Emeline Hanna Portrait

Emeline Hanna receives award from Michigan Engineering

The NERS undergraduate student was given a Leaders & Honors Awards for her outstanding achievements and academic excellence.

Emeline Hanna, a Nuclear Engineering & Radiological Sciences (NERS) student has been honored with a Michigan Engineering Leaders & Honors Award. She has received an Academic Achievement Undergraduate Award, which is presented annually to the outstanding undergraduate in each degree program. Criteria considered by the department awards committee include academic achievement, exemplary character, leadership in class and activities, and potential for success in future endeavors.

Emeline, a distinguished undergraduate in her senior year, has embarked on a remarkable academic journey fueled by her insatiable curiosity and passion for understanding the nuclear world. Her fascination with nuclear physics, which would ultimately lead her to our department, began in her high school physics class.

“In my physics class in tenth grade, each student got to choose a last chapter to study independently, and I chose the one least familiar to me: nuclear physics,” said Emeline. I was so intrigued by the depth of understanding of the nuclear world, which to me seemed inscrutable, and the mathematical elegance unveiling the fundamental principles governing our universe.”

Growing up surrounded by nature in rural Michigan, Emeline realized the potential of nuclear engineering to merge her love for physics with a commitment to promoting a carbon-free future. Motivated by her enthusiasm, she chose to join our department because of its small class size, numerous professors, and ample research opportunities. A pivotal moment came during her freshman year when she worked in Prof. Zhong He’s lab, measuring how the performance of thallium bromide (TlBr) semiconductor crystals changed over time, which sparked her desire to continue research.

Emeline Hanna

Emeline’s journey continued with internships at GE Hitachi, where she developed a Python-based executable for automating design parameters. A significant milestone in Emeline’s academic career was her research at St. Jude Children’s Research Hospital, where she focused on automating organ segmentation for pediatric craniospinal irradiation. “The skills I learned in my NERS classwork were incredibly valuable in preparing me for research and internships,” said Emeline.

Since her sophomore year, Emeline has been working with Prof. John Foster on building a plasma reactor to destroy high concentrations of PFAS in a water purification system and building probes to determine how the background effects of a vacuum chamber impact the plasma created by a gridded ion thruster. Her skills, honed through NERS coursework, proved invaluable in her research endeavors.

During her time here at the University, Emeline’s leadership skills have shone through in various endeavors. Leading the Astrobiology Branch on the Michigan Mars Rover project team, she navigated challenges by adapting and researching alternatives, showcasing resilience and problem-solving acumen. In the Pediatric Oncology Education Program at St. Jude, she spearheaded a project on automating organ segmentation, developing innovative approaches, and contributing to a published paper.

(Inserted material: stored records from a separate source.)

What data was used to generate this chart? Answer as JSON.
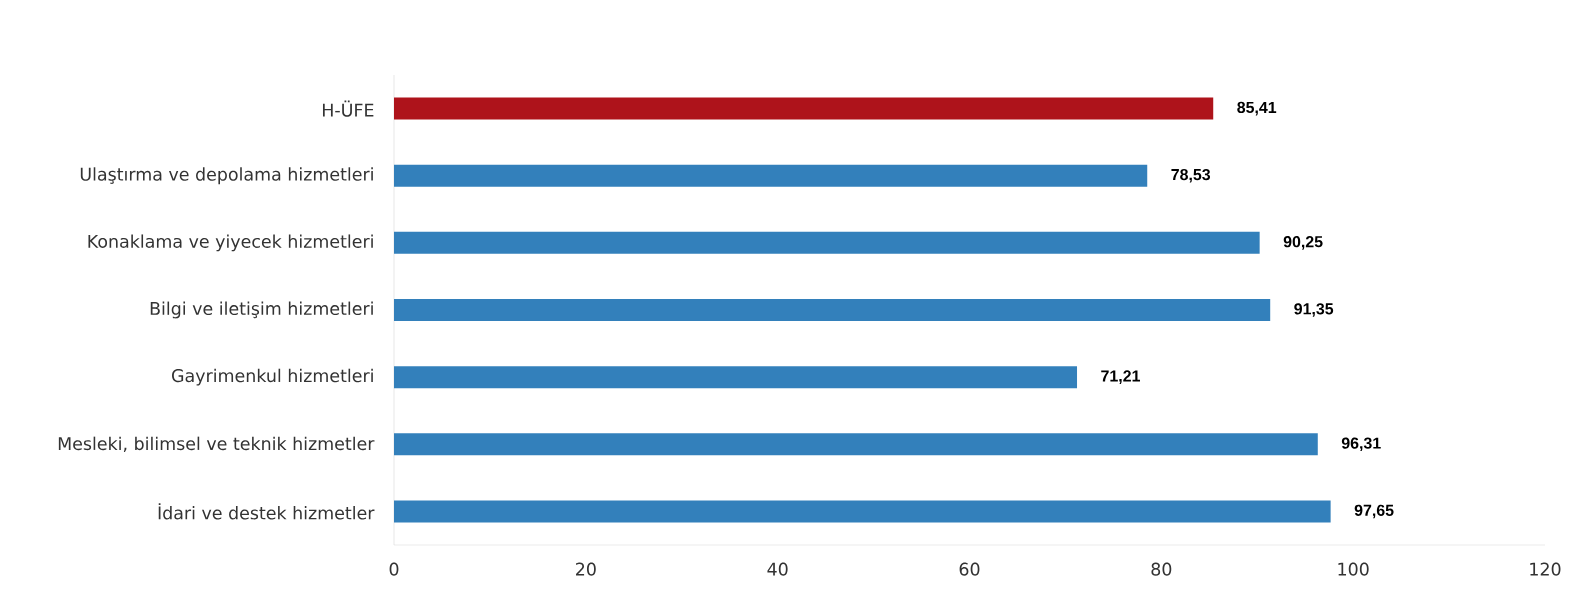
{
  "chart_data": {
    "type": "bar",
    "orientation": "horizontal",
    "categories": [
      "H-ÜFE",
      "Ulaştırma ve depolama hizmetleri",
      "Konaklama ve yiyecek hizmetleri",
      "Bilgi ve iletişim hizmetleri",
      "Gayrimenkul hizmetleri",
      "Mesleki, bilimsel ve teknik hizmetler",
      "İdari ve destek hizmetler"
    ],
    "values": [
      85.41,
      78.53,
      90.25,
      91.35,
      71.21,
      96.31,
      97.65
    ],
    "value_labels": [
      "85,41",
      "78,53",
      "90,25",
      "91,35",
      "71,21",
      "96,31",
      "97,65"
    ],
    "colors": [
      "#ae131b",
      "#3380bb",
      "#3380bb",
      "#3380bb",
      "#3380bb",
      "#3380bb",
      "#3380bb"
    ],
    "xlim": [
      0,
      120
    ],
    "xticks": [
      0,
      20,
      40,
      60,
      80,
      100,
      120
    ],
    "grid": false
  }
}
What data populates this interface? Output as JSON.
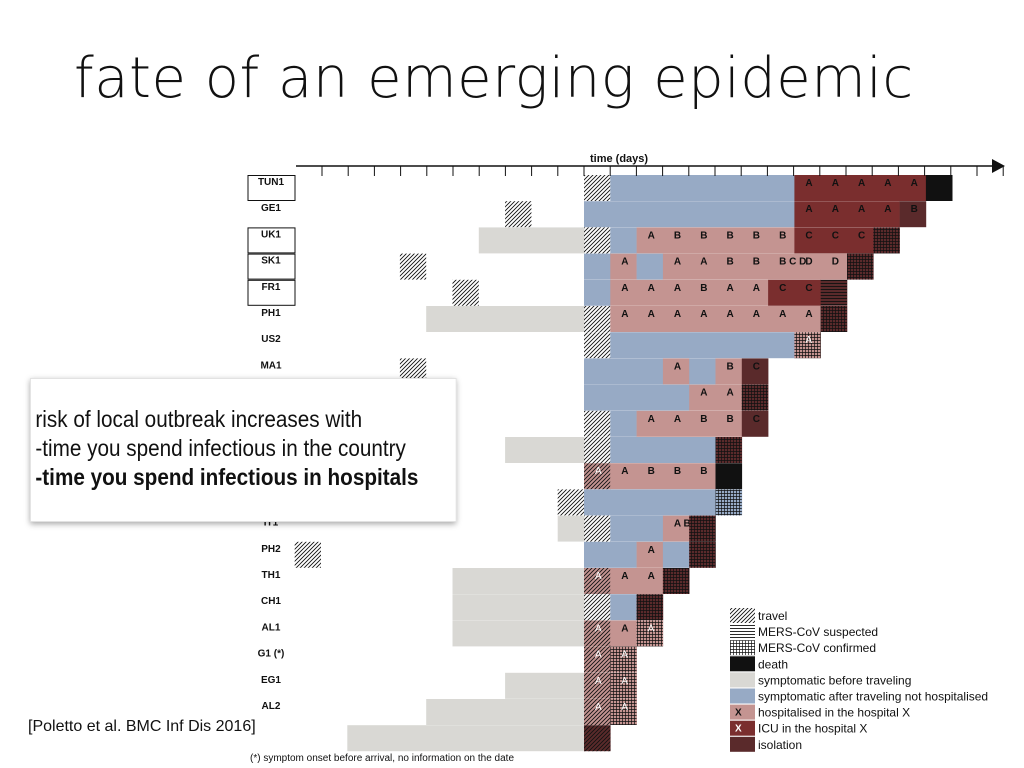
{
  "title": "fate of an emerging epidemic",
  "axis_label": "time (days)",
  "callout": {
    "line1": "risk of local outbreak increases with",
    "line2": "-time you spend infectious in the country",
    "line3": "-time you spend infectious in hospitals"
  },
  "citation": "[Poletto et al. BMC Inf Dis 2016]",
  "footnote": "(*) symptom onset before arrival, no information on the date",
  "colors": {
    "travel": "#222222",
    "suspected": "#222222",
    "confirmed": "#222222",
    "death": "#111111",
    "symptomatic_before": "#d9d8d4",
    "symptomatic_after": "#97aac5",
    "hospitalised": "#c49491",
    "icu": "#7a2e2e",
    "isolation": "#5a2a2b"
  },
  "legend": [
    {
      "key": "travel",
      "label": "travel",
      "pattern": "hatch"
    },
    {
      "key": "suspected",
      "label": "MERS-CoV suspected",
      "pattern": "hlines"
    },
    {
      "key": "confirmed",
      "label": "MERS-CoV confirmed",
      "pattern": "grid"
    },
    {
      "key": "death",
      "label": "death",
      "pattern": "solid"
    },
    {
      "key": "symptomatic_before",
      "label": "symptomatic before traveling",
      "pattern": "solid"
    },
    {
      "key": "symptomatic_after",
      "label": "symptomatic after traveling not hospitalised",
      "pattern": "solid"
    },
    {
      "key": "hospitalised",
      "label": "hospitalised in the hospital X",
      "pattern": "solid",
      "marker": "X"
    },
    {
      "key": "icu",
      "label": "ICU in the hospital X",
      "pattern": "solid",
      "marker": "X"
    },
    {
      "key": "isolation",
      "label": "isolation",
      "pattern": "solid"
    }
  ],
  "rows": [
    {
      "label": "TUN1",
      "boxed": true,
      "segments": [
        {
          "t": "travel",
          "s": 0,
          "e": 1
        },
        {
          "t": "symptomatic_after",
          "s": 1,
          "e": 8
        },
        {
          "t": "icu",
          "s": 8,
          "e": 13,
          "letters": [
            "A",
            "A",
            "A",
            "A",
            "A"
          ]
        },
        {
          "t": "death",
          "s": 13,
          "e": 14
        }
      ]
    },
    {
      "label": "GE1",
      "segments": [
        {
          "t": "travel",
          "s": -3,
          "e": -2
        },
        {
          "t": "symptomatic_after",
          "s": 0,
          "e": 8
        },
        {
          "t": "icu",
          "s": 8,
          "e": 12,
          "letters": [
            "A",
            "A",
            "A",
            "A"
          ]
        },
        {
          "t": "isolation",
          "s": 12,
          "e": 13,
          "letters": [
            "B"
          ]
        }
      ]
    },
    {
      "label": "UK1",
      "boxed": true,
      "segments": [
        {
          "t": "symptomatic_before",
          "s": -4,
          "e": 0
        },
        {
          "t": "travel",
          "s": 0,
          "e": 1
        },
        {
          "t": "symptomatic_after",
          "s": 1,
          "e": 2
        },
        {
          "t": "hospitalised",
          "s": 2,
          "e": 8,
          "letters": [
            "A",
            "B",
            "B",
            "B",
            "B",
            "B"
          ]
        },
        {
          "t": "icu",
          "s": 8,
          "e": 11,
          "letters": [
            "C",
            "C",
            "C"
          ]
        },
        {
          "t": "isolation",
          "s": 11,
          "e": 12,
          "pattern": "grid"
        }
      ]
    },
    {
      "label": "SK1",
      "boxed": true,
      "segments": [
        {
          "t": "travel",
          "s": -7,
          "e": -6
        },
        {
          "t": "symptomatic_after",
          "s": 0,
          "e": 1
        },
        {
          "t": "hospitalised",
          "s": 1,
          "e": 2,
          "letters": [
            "A"
          ]
        },
        {
          "t": "symptomatic_after",
          "s": 2,
          "e": 3
        },
        {
          "t": "hospitalised",
          "s": 3,
          "e": 10,
          "letters": [
            "A",
            "A",
            "B",
            "B",
            "B C D",
            "D",
            "D"
          ]
        },
        {
          "t": "isolation",
          "s": 10,
          "e": 11,
          "pattern": "grid"
        }
      ]
    },
    {
      "label": "FR1",
      "boxed": true,
      "segments": [
        {
          "t": "travel",
          "s": -5,
          "e": -4
        },
        {
          "t": "symptomatic_after",
          "s": 0,
          "e": 1
        },
        {
          "t": "hospitalised",
          "s": 1,
          "e": 7,
          "letters": [
            "A",
            "A",
            "A",
            "B",
            "A",
            "A"
          ]
        },
        {
          "t": "icu",
          "s": 7,
          "e": 9,
          "letters": [
            "C",
            "C"
          ]
        },
        {
          "t": "isolation",
          "s": 9,
          "e": 10,
          "pattern": "hlines"
        }
      ]
    },
    {
      "label": "PH1",
      "segments": [
        {
          "t": "symptomatic_before",
          "s": -6,
          "e": 0
        },
        {
          "t": "travel",
          "s": 0,
          "e": 1
        },
        {
          "t": "hospitalised",
          "s": 1,
          "e": 9,
          "letters": [
            "A",
            "A",
            "A",
            "A",
            "A",
            "A",
            "A",
            "A"
          ]
        },
        {
          "t": "isolation",
          "s": 9,
          "e": 10,
          "pattern": "grid"
        }
      ]
    },
    {
      "label": "US2",
      "segments": [
        {
          "t": "travel",
          "s": 0,
          "e": 1
        },
        {
          "t": "symptomatic_after",
          "s": 1,
          "e": 8
        },
        {
          "t": "hospitalised",
          "s": 8,
          "e": 9,
          "letters": [
            "A"
          ],
          "pattern": "grid"
        }
      ]
    },
    {
      "label": "MA1",
      "segments": [
        {
          "t": "travel",
          "s": -7,
          "e": -6
        },
        {
          "t": "symptomatic_after",
          "s": 0,
          "e": 3
        },
        {
          "t": "hospitalised",
          "s": 3,
          "e": 4,
          "letters": [
            "A"
          ]
        },
        {
          "t": "symptomatic_after",
          "s": 4,
          "e": 5
        },
        {
          "t": "hospitalised",
          "s": 5,
          "e": 6,
          "letters": [
            "B"
          ]
        },
        {
          "t": "isolation",
          "s": 6,
          "e": 7,
          "letters": [
            "C"
          ]
        }
      ]
    },
    {
      "label": "",
      "segments": [
        {
          "t": "symptomatic_after",
          "s": 0,
          "e": 4
        },
        {
          "t": "hospitalised",
          "s": 4,
          "e": 6,
          "letters": [
            "A",
            "A"
          ]
        },
        {
          "t": "isolation",
          "s": 6,
          "e": 7,
          "pattern": "grid"
        }
      ]
    },
    {
      "label": "",
      "segments": [
        {
          "t": "travel",
          "s": 0,
          "e": 1
        },
        {
          "t": "symptomatic_after",
          "s": 1,
          "e": 2
        },
        {
          "t": "hospitalised",
          "s": 2,
          "e": 6,
          "letters": [
            "A",
            "A",
            "B",
            "B"
          ]
        },
        {
          "t": "isolation",
          "s": 6,
          "e": 7,
          "letters": [
            "C"
          ]
        }
      ]
    },
    {
      "label": "",
      "segments": [
        {
          "t": "symptomatic_before",
          "s": -3,
          "e": 0
        },
        {
          "t": "travel",
          "s": 0,
          "e": 1
        },
        {
          "t": "symptomatic_after",
          "s": 1,
          "e": 5
        },
        {
          "t": "isolation",
          "s": 5,
          "e": 6,
          "pattern": "grid"
        }
      ]
    },
    {
      "label": "",
      "segments": [
        {
          "t": "hospitalised",
          "s": 0,
          "e": 1,
          "letters": [
            "A"
          ],
          "pattern": "hatch"
        },
        {
          "t": "hospitalised",
          "s": 1,
          "e": 5,
          "letters": [
            "A",
            "B",
            "B",
            "B"
          ]
        },
        {
          "t": "death",
          "s": 5,
          "e": 6
        }
      ]
    },
    {
      "label": "",
      "segments": [
        {
          "t": "travel",
          "s": -1,
          "e": 0
        },
        {
          "t": "symptomatic_after",
          "s": 0,
          "e": 5
        },
        {
          "t": "symptomatic_after",
          "s": 5,
          "e": 6,
          "pattern": "grid"
        }
      ]
    },
    {
      "label": "IT1",
      "segments": [
        {
          "t": "symptomatic_before",
          "s": -1,
          "e": 0
        },
        {
          "t": "travel",
          "s": 0,
          "e": 1
        },
        {
          "t": "symptomatic_after",
          "s": 1,
          "e": 3
        },
        {
          "t": "hospitalised",
          "s": 3,
          "e": 4,
          "letters": [
            "A B"
          ]
        },
        {
          "t": "isolation",
          "s": 4,
          "e": 5,
          "pattern": "grid"
        }
      ]
    },
    {
      "label": "PH2",
      "segments": [
        {
          "t": "travel",
          "s": -11,
          "e": -10
        },
        {
          "t": "symptomatic_after",
          "s": 0,
          "e": 2
        },
        {
          "t": "hospitalised",
          "s": 2,
          "e": 3,
          "letters": [
            "A"
          ]
        },
        {
          "t": "symptomatic_after",
          "s": 3,
          "e": 4
        },
        {
          "t": "isolation",
          "s": 4,
          "e": 5,
          "pattern": "grid"
        }
      ]
    },
    {
      "label": "TH1",
      "segments": [
        {
          "t": "symptomatic_before",
          "s": -5,
          "e": 0
        },
        {
          "t": "hospitalised",
          "s": 0,
          "e": 1,
          "letters": [
            "A"
          ],
          "pattern": "hatch"
        },
        {
          "t": "hospitalised",
          "s": 1,
          "e": 3,
          "letters": [
            "A",
            "A"
          ]
        },
        {
          "t": "isolation",
          "s": 3,
          "e": 4,
          "pattern": "grid"
        }
      ]
    },
    {
      "label": "CH1",
      "segments": [
        {
          "t": "symptomatic_before",
          "s": -5,
          "e": 0
        },
        {
          "t": "travel",
          "s": 0,
          "e": 1
        },
        {
          "t": "symptomatic_after",
          "s": 1,
          "e": 2
        },
        {
          "t": "isolation",
          "s": 2,
          "e": 3,
          "pattern": "grid"
        }
      ]
    },
    {
      "label": "AL1",
      "segments": [
        {
          "t": "symptomatic_before",
          "s": -5,
          "e": 0
        },
        {
          "t": "hospitalised",
          "s": 0,
          "e": 1,
          "letters": [
            "A"
          ],
          "pattern": "hatch"
        },
        {
          "t": "hospitalised",
          "s": 1,
          "e": 2,
          "letters": [
            "A"
          ]
        },
        {
          "t": "hospitalised",
          "s": 2,
          "e": 3,
          "letters": [
            "A"
          ],
          "pattern": "grid"
        }
      ]
    },
    {
      "label": "G1 (*)",
      "segments": [
        {
          "t": "hospitalised",
          "s": 0,
          "e": 1,
          "letters": [
            "A"
          ],
          "pattern": "hatch"
        },
        {
          "t": "hospitalised",
          "s": 1,
          "e": 2,
          "letters": [
            "A"
          ],
          "pattern": "grid"
        }
      ]
    },
    {
      "label": "EG1",
      "segments": [
        {
          "t": "symptomatic_before",
          "s": -3,
          "e": 0
        },
        {
          "t": "hospitalised",
          "s": 0,
          "e": 1,
          "letters": [
            "A"
          ],
          "pattern": "hatch"
        },
        {
          "t": "hospitalised",
          "s": 1,
          "e": 2,
          "letters": [
            "A"
          ],
          "pattern": "grid"
        }
      ]
    },
    {
      "label": "AL2",
      "segments": [
        {
          "t": "symptomatic_before",
          "s": -6,
          "e": 0
        },
        {
          "t": "hospitalised",
          "s": 0,
          "e": 1,
          "letters": [
            "A"
          ],
          "pattern": "hatch"
        },
        {
          "t": "hospitalised",
          "s": 1,
          "e": 2,
          "letters": [
            "A"
          ],
          "pattern": "grid"
        }
      ]
    },
    {
      "label": "",
      "segments": [
        {
          "t": "symptomatic_before",
          "s": -9,
          "e": 0
        },
        {
          "t": "isolation",
          "s": 0,
          "e": 1,
          "pattern": "hatch"
        }
      ]
    }
  ]
}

“At St. Jude, I developed a project assessing two methods of automating organ segmentation for pediatric craniospinal irradiation, an atlas technique, and a deep learning neural network approach,” said Emeline. “I developed the data analysis pipeline and MATLAB code to calculate metrics to compare the organ contours generated by both methods. Additionally, I devised a novel method to prospectively evaluate the accuracy of automated segmentation using a knowledge-based quality assurance tool. I had to creatively design my algorithms and learn new tools to create my own workflows to interact with DICOM files, as well as solve issues and decide the next steps of the project. Furthermore, I developed learning materials and guidance on my previous work to allow for a new student to understand my methods.”

Emeline fondly recalls NERS 311 and 312, where she explored quantum mechanics and the physics of nuclear decay. These courses, coupled with memorable experiences in her senior design project on a radiation detection robot, stand out as her favorites. Working with inspiring mentors and collaborating with fellow students to achieve tangible outcomes made these projects particularly rewarding.

“I feel so grateful to receive this award and honored that I can represent the NERS department,” said Emeline. “The NERS community has largely impacted my career trajectory through research and career fairs that lead to internships, and I believe that my successes are due to the environment of this program. I was able to start researching early on, and I felt supported by my advisor Michelle Sonderman to pursue opportunities and explore different areas of interest. I felt challenged and interested in the coursework, and I loved the eagerness of my classmates to collaborate.”

Looking ahead, Emeline envisions pursuing a PhD in medical imaging, applying her skills to improve and expand access to medical diagnostics. “I plan to get a Ph.D. in medical imaging, combining my physics and engineering knowledge to impact patient care,” she shared. This aspiration reflects her ongoing commitment to advancing her understanding of the field and contributing to the improvement of healthcare through innovative research and the application of her skills.